Not all visual blurring is due to refractive error, and the clinician must always ask: 'Does this improve with a pinhole?' If it does NOT, an organic cause must be sought. This distinction is the single most important clinical decision in the assessment of a patient with blurred vision: patients with a purely refractive cause improve substantially with the pinhole (which restricts light to the central optical axis and bypasses peripheral aberration), whereas patients with retinal, optic nerve, or corneal structural disease do not improve — the substrate for a sharp image is damaged regardless of the optical correction provided. Making this call correctly determines whether a patient goes home with a spectacle prescription or is urgently referred for fundoscopy, visual field testing, or neuroimaging.

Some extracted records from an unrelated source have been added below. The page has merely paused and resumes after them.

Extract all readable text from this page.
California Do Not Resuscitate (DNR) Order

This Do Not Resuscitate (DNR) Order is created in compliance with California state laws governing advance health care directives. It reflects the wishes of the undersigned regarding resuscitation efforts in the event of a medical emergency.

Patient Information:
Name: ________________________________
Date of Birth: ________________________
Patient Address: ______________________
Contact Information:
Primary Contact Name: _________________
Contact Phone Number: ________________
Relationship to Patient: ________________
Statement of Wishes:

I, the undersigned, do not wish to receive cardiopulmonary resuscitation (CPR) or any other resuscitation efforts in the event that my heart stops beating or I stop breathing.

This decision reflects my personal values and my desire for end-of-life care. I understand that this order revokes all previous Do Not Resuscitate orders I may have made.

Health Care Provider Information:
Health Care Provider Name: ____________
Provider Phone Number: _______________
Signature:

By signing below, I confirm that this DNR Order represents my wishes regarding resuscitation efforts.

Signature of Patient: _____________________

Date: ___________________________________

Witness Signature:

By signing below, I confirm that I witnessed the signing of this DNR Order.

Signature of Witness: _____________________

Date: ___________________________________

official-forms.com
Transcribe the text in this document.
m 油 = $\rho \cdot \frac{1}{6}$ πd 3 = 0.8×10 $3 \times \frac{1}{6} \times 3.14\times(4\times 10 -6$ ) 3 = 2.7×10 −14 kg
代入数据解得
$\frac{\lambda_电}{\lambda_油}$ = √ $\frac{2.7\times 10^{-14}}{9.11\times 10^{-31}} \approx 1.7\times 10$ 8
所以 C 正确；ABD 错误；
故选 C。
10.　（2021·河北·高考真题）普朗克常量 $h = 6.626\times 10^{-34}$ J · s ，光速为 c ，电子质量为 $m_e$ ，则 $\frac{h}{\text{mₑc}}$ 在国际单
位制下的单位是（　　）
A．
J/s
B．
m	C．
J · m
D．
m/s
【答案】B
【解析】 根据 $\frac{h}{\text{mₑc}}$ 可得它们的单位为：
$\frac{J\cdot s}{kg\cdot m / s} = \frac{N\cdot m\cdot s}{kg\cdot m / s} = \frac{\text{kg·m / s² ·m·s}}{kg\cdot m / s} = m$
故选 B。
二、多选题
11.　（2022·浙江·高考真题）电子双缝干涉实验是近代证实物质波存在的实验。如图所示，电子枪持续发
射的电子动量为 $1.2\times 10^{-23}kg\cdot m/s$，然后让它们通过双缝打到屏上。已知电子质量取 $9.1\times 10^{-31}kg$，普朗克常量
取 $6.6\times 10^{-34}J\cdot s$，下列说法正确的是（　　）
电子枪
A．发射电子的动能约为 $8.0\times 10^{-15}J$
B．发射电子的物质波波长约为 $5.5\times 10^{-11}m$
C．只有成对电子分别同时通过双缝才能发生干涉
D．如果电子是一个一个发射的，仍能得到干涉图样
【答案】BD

The following red-flag features — each of which mandates ophthalmological assessment beyond simple refraction — must be actively screened for in every patient presenting with visual blurring:

• Recent onset (days to weeks) of visual deterioration in a previously corrected patient — suggests a new organic problem (vitreous haemorrhage, retinal detachment, optic neuritis, wet AMD)
• Associated symptoms: pain, photophobia, floaters, flashes, field loss — all point away from simple refractive error
• Asymmetric refractive error (anisometropia) in a child — significant anisometropia (>2–3 D difference between the two eyes) is a major risk factor for amblyopia and must prompt urgent treatment (see OP1.5)
• Progressive myopia in adults (>25 years) — pathological myopia or nuclear cataract (index myopia) should be considered
• High hypermetropia in children — risk of accommodative esotropia and amblyopia; cycloplegic refraction and occlusion therapy may be required

Organic causes that mimic refractive blur: posterior subcapsular cataract (causes disproportionate glare and near blur), macular disease (metamorphopsia, central scotoma — an Amsler grid test is useful), optic nerve disease (colour desaturation, afferent pupil defect), corneal disease (irregular astigmatism from keratoconus or scarring).